假设$t_f$是固定的,$u(t)$没有约束;假设$H,R_{xx}\geq 0$(半正定),$R_{uu}(t)>0$(正定),根据公式(16)和公式(13)的定义,可以得到哈密顿量:

\[\mathscr{H}(x(t),u(t),\hat{J}_x(x(t),t),t)=\frac{1}{2}[x(t)^TR_{xx}(t)x(t)+u(t)^TR_{uu}(t)u(t)]+\hat{J}_x(x(t),t)[A(t)x(t)+B(t)u(t)] \tag{17}\]

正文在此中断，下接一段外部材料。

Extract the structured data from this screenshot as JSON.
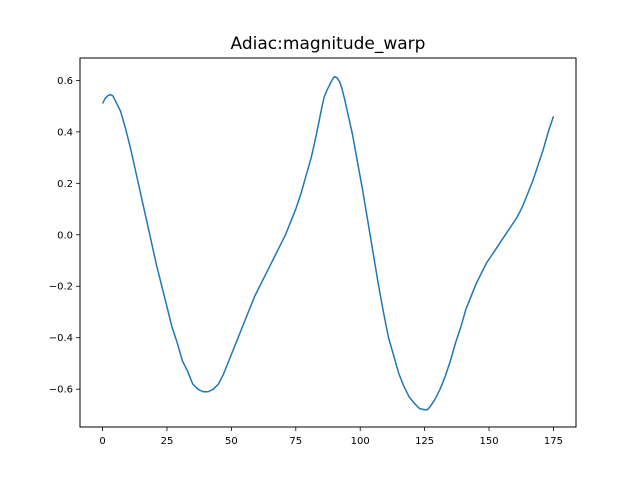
{
  "chart_data": {
    "type": "line",
    "title": "Adiac:magnitude_warp",
    "xlabel": "",
    "ylabel": "",
    "xlim": [
      -8.75,
      183.75
    ],
    "ylim": [
      -0.747,
      0.687
    ],
    "grid": false,
    "legend": "none",
    "x_ticks": [
      0,
      25,
      50,
      75,
      100,
      125,
      150,
      175
    ],
    "x_tick_labels": [
      "0",
      "25",
      "50",
      "75",
      "100",
      "125",
      "150",
      "175"
    ],
    "y_ticks": [
      -0.6,
      -0.4,
      -0.2,
      0.0,
      0.2,
      0.4,
      0.6
    ],
    "y_tick_labels": [
      "−0.6",
      "−0.4",
      "−0.2",
      "0.0",
      "0.2",
      "0.4",
      "0.6"
    ],
    "series": [
      {
        "color": "#1f77b4",
        "points": [
          [
            0,
            0.51
          ],
          [
            1,
            0.53
          ],
          [
            2,
            0.54
          ],
          [
            3,
            0.545
          ],
          [
            4,
            0.54
          ],
          [
            5,
            0.52
          ],
          [
            7,
            0.48
          ],
          [
            9,
            0.41
          ],
          [
            11,
            0.33
          ],
          [
            13,
            0.24
          ],
          [
            15,
            0.15
          ],
          [
            17,
            0.06
          ],
          [
            19,
            -0.03
          ],
          [
            21,
            -0.12
          ],
          [
            23,
            -0.2
          ],
          [
            25,
            -0.28
          ],
          [
            27,
            -0.36
          ],
          [
            29,
            -0.42
          ],
          [
            31,
            -0.49
          ],
          [
            33,
            -0.53
          ],
          [
            35,
            -0.58
          ],
          [
            37,
            -0.6
          ],
          [
            39,
            -0.61
          ],
          [
            41,
            -0.61
          ],
          [
            43,
            -0.6
          ],
          [
            45,
            -0.58
          ],
          [
            47,
            -0.54
          ],
          [
            49,
            -0.49
          ],
          [
            51,
            -0.44
          ],
          [
            53,
            -0.39
          ],
          [
            55,
            -0.34
          ],
          [
            57,
            -0.29
          ],
          [
            59,
            -0.24
          ],
          [
            61,
            -0.2
          ],
          [
            63,
            -0.16
          ],
          [
            65,
            -0.12
          ],
          [
            67,
            -0.08
          ],
          [
            69,
            -0.04
          ],
          [
            71,
            0.0
          ],
          [
            73,
            0.05
          ],
          [
            75,
            0.1
          ],
          [
            77,
            0.16
          ],
          [
            79,
            0.23
          ],
          [
            81,
            0.3
          ],
          [
            83,
            0.39
          ],
          [
            84,
            0.44
          ],
          [
            85,
            0.49
          ],
          [
            86,
            0.535
          ],
          [
            87,
            0.56
          ],
          [
            88,
            0.58
          ],
          [
            89,
            0.6
          ],
          [
            90,
            0.615
          ],
          [
            91,
            0.61
          ],
          [
            92,
            0.595
          ],
          [
            93,
            0.565
          ],
          [
            94,
            0.525
          ],
          [
            95,
            0.48
          ],
          [
            97,
            0.39
          ],
          [
            99,
            0.28
          ],
          [
            101,
            0.17
          ],
          [
            103,
            0.05
          ],
          [
            105,
            -0.07
          ],
          [
            107,
            -0.19
          ],
          [
            109,
            -0.3
          ],
          [
            111,
            -0.4
          ],
          [
            113,
            -0.47
          ],
          [
            115,
            -0.54
          ],
          [
            117,
            -0.59
          ],
          [
            119,
            -0.63
          ],
          [
            121,
            -0.655
          ],
          [
            123,
            -0.675
          ],
          [
            125,
            -0.68
          ],
          [
            126,
            -0.68
          ],
          [
            127,
            -0.67
          ],
          [
            129,
            -0.64
          ],
          [
            131,
            -0.6
          ],
          [
            133,
            -0.55
          ],
          [
            135,
            -0.49
          ],
          [
            137,
            -0.42
          ],
          [
            139,
            -0.36
          ],
          [
            141,
            -0.29
          ],
          [
            143,
            -0.24
          ],
          [
            145,
            -0.19
          ],
          [
            147,
            -0.15
          ],
          [
            149,
            -0.11
          ],
          [
            151,
            -0.08
          ],
          [
            153,
            -0.05
          ],
          [
            155,
            -0.02
          ],
          [
            157,
            0.01
          ],
          [
            159,
            0.04
          ],
          [
            161,
            0.07
          ],
          [
            163,
            0.11
          ],
          [
            165,
            0.16
          ],
          [
            167,
            0.21
          ],
          [
            169,
            0.27
          ],
          [
            171,
            0.33
          ],
          [
            173,
            0.4
          ],
          [
            175,
            0.46
          ]
        ]
      }
    ]
  }
}
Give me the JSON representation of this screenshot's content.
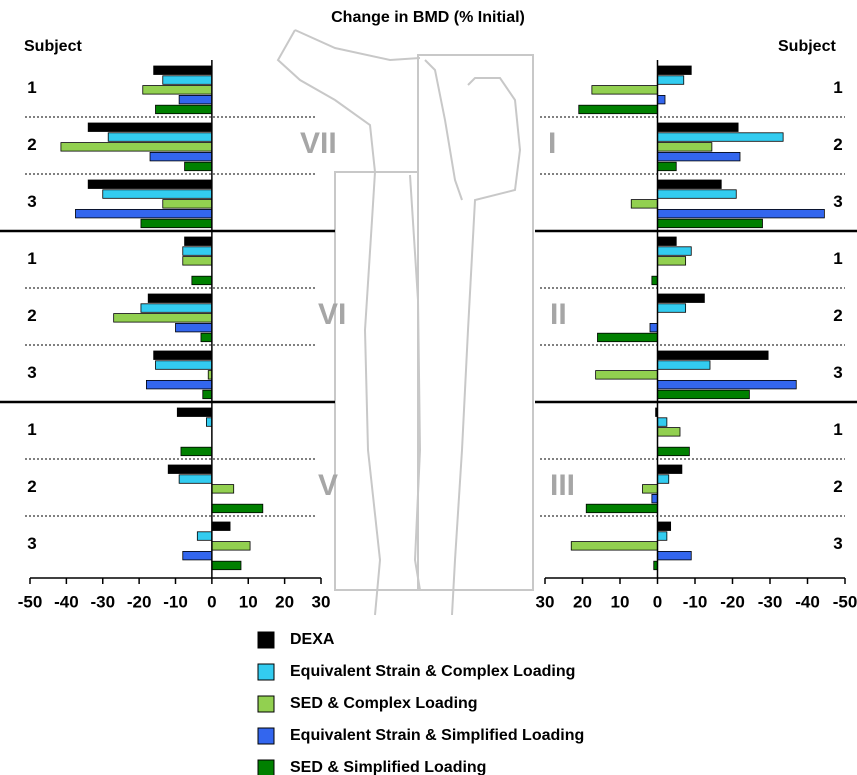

根据公式(14),需要找到一个最优的$u(t)$,即$\hat u(t)$ ,使得$\mathscr{H}$最小,那么在没有约束的情况下,需要满足以下必要条件:

\[\frac{\partial\mathscr{H}}{\partial{u}}=u(t)R_{uu}(t)+\hat{J}_x(x(t),t)B(t)=0 \tag{18}\]

于是,根据上式可以得到一个最优控制率(Optimal Control Law):

\[\hat{u}(t)=-R_{uu}^{-1}(t)B(t)^T\hat{J}_x(x(t),t)^T \tag{19}\]

如果需要使上述最优条件充分且必要,还需要满足:

\[\frac{\partial^2\mathscr{H}}{\partial{u}^2}=R_{uu}(t)>0 \tag{20}\]

显然是成立的,因此该最优值是全局最小值。

下面把(19)的最优控制率代入到(17)中的哈密顿量中,得到:

\[\begin{aligned} \mathscr{H}(x(t),\hat{u}(t),\hat{J}_x(x(t),t),t)&=\frac{1}{2}[x(t)^TR_{xx}(t)x(t)+\hat{u}(t)^TR_{uu}(t)\hat{u}(t)]+\hat{J}_x(x(t),t)[A(t)x(t)+B(t)\hat{u}(t)]\\ &=\frac{1}{2}[x(t)^TR_{xx}(t)x(t)+[-R_{uu}(t)^{-1}(t)B(t)^T\hat{J}_x(x(t),t)^T]^TR_{uu}(t)[-R_{uu}(t)^{-1}(t)B(t)^T\hat{J}_x(x(t),t)^T]]+\hat{J}_x(x(t),t)[A(t)x(t)+B(t)[-R_{uu}^{-1}(t)B(t)^T\hat{J}_x(x(t),t)^T]]\\ &=\frac{1}{2}[x(t)^TR_{xx}(t)x(t)+\hat{J}_x(x(t),t)B(t)R_{uu}^{-1}(t)R_{uu}(t)R_{uu}^{-1}(t)B(t)^T\hat{J}_x(x(t),t)^T]+\hat{J}_x(x(t),t)A(t)x(t)-\hat{J}_x(x(t),t)B(t)R_{uu}^{-1}(t)B(t)^T\hat{J}_x(x(t),t)^T\\ &=\frac{1}{2}x(t)^TR_{xx}(t)x(t)+\hat{J}_x(x(t),t)A(t)x(t)-\frac{1}{2}\hat{J}_x(x(t),t)B(t)R_{uu}^{-1}(t)B(t)^T\hat{J}_x(x(t),t)^T \end{aligned} \tag{21}\]

于是根据(14)式,我们可以得到如下关系:

\[\begin{aligned} -\hat{J}_t(x(t),t)=\frac{1}{2}x(t)^TR_{xx}(t)x(t)+\hat{J}_x(x(t),t)A(t)x(t)-\frac{1}{2}\hat{J}_x(x(t),t)B(t)R_{uu}^{-1}(t)B(t)^T\hat{J}_x(x(t),t)^T \end{aligned} \tag{22}\]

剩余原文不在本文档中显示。